H.R. 3609 has lending groups hopping mad. Despite the increasing emphasis being placed on loan restructuring and forbearance, lenders don't want to see changes to the loan contract terms imposed on them by bankruptcy courts. Only a couple of years after legislation strengthening the hands of creditors cases was enacted, the pendulum has clearly shifted back in favor of consumers.
Groups like the Mortgage Bankers Association and America's Community Bankers say that the bill, sponsored by some of the most liberal members of Congress, would undermine the mortgage market and make it more difficult and costly for consumers to obtain a mortgage loan.
As the ACB put it, the bill "injects risk into the secured lending process and will increase the cost of owning a home, through a higher down-payment, interest rate or both."
Meanwhile, some of the pressure on servicers isn't coming from the federal government at all. It's coming from the states. California Governor Arnold Schwarzenegger brokered an agreement with the state's four largest mortgage servicers, allowing them to extend their introductory rates on adjustable-rate, subprime mortgage loans to borrowers at risk of foreclosure. As Aite Group analyst Eva Weber puts suggests, as California goes, so may go the nation.
"A California experiment has potential implications for the whole country, and regulators will be watching closely."
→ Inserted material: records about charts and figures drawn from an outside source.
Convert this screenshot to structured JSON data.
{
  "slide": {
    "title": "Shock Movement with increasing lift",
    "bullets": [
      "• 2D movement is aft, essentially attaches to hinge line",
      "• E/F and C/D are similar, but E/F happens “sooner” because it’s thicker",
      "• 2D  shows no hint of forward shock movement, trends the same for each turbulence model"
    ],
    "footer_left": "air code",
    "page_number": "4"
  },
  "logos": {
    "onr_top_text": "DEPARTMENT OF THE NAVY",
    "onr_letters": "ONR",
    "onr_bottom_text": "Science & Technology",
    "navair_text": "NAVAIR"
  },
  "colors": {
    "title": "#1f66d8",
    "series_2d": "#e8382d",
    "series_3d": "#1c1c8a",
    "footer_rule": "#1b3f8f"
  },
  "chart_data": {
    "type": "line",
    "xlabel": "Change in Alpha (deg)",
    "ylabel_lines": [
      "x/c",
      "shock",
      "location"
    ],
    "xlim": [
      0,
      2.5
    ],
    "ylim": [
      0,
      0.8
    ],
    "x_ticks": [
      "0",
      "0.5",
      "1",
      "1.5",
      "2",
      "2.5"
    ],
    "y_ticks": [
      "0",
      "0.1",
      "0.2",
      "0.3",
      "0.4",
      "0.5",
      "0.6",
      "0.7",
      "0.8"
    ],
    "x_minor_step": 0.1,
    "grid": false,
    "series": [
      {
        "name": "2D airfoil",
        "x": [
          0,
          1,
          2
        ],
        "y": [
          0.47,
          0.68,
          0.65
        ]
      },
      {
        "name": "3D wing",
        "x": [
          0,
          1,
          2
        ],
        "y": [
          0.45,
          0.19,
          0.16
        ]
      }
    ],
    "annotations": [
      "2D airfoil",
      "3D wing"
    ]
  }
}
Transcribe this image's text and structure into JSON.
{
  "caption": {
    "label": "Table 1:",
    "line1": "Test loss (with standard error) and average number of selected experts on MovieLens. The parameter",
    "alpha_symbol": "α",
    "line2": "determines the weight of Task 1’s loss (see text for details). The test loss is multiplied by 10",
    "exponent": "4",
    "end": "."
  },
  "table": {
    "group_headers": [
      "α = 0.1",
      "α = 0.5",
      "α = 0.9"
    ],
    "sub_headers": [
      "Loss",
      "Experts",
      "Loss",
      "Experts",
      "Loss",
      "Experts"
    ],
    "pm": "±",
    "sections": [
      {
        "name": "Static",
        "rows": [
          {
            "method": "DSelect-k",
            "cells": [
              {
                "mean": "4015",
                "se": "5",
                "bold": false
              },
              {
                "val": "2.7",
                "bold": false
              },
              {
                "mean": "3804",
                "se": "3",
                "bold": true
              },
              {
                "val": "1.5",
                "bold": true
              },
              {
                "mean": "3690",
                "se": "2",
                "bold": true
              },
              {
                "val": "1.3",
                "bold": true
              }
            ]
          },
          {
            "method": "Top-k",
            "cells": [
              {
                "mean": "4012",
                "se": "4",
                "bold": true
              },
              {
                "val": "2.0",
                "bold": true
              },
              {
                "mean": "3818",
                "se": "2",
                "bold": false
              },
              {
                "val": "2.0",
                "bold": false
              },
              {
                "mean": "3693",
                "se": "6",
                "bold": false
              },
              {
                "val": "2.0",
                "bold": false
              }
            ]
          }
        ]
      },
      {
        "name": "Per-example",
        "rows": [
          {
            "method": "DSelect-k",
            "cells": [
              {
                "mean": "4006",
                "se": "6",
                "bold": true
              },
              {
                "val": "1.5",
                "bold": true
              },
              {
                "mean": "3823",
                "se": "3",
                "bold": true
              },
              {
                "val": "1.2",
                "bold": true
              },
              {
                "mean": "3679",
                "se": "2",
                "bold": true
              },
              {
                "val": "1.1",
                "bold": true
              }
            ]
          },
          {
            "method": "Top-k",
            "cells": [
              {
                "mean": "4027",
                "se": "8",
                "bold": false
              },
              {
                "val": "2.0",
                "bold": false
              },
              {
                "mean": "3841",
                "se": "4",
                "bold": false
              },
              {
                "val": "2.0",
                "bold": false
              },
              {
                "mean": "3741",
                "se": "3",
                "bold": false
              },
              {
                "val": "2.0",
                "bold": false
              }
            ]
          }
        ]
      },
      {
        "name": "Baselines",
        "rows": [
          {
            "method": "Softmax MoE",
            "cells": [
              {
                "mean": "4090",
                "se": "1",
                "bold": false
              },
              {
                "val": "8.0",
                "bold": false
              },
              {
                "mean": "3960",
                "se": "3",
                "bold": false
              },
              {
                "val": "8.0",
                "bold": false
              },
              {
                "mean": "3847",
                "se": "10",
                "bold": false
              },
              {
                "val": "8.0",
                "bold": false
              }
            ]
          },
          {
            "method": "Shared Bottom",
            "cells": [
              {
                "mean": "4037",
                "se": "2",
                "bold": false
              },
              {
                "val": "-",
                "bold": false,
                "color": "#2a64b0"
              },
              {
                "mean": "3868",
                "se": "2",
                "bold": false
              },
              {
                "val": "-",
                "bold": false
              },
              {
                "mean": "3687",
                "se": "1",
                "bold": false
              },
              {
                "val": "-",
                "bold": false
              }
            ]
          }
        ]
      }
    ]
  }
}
A California Congresswoman, Linda Sanchez, is spearheading the effort to pass H.R. 3609. Noting that the number of foreclosures nationally increased 42% last year and is expected to rise even more dramatically this year, she said that the foreclosure rate is "approaching that of the Great Depression." That may be hyperbole, but there's enough of it fueling political discussions these days to keep a lot of pressure on servicers.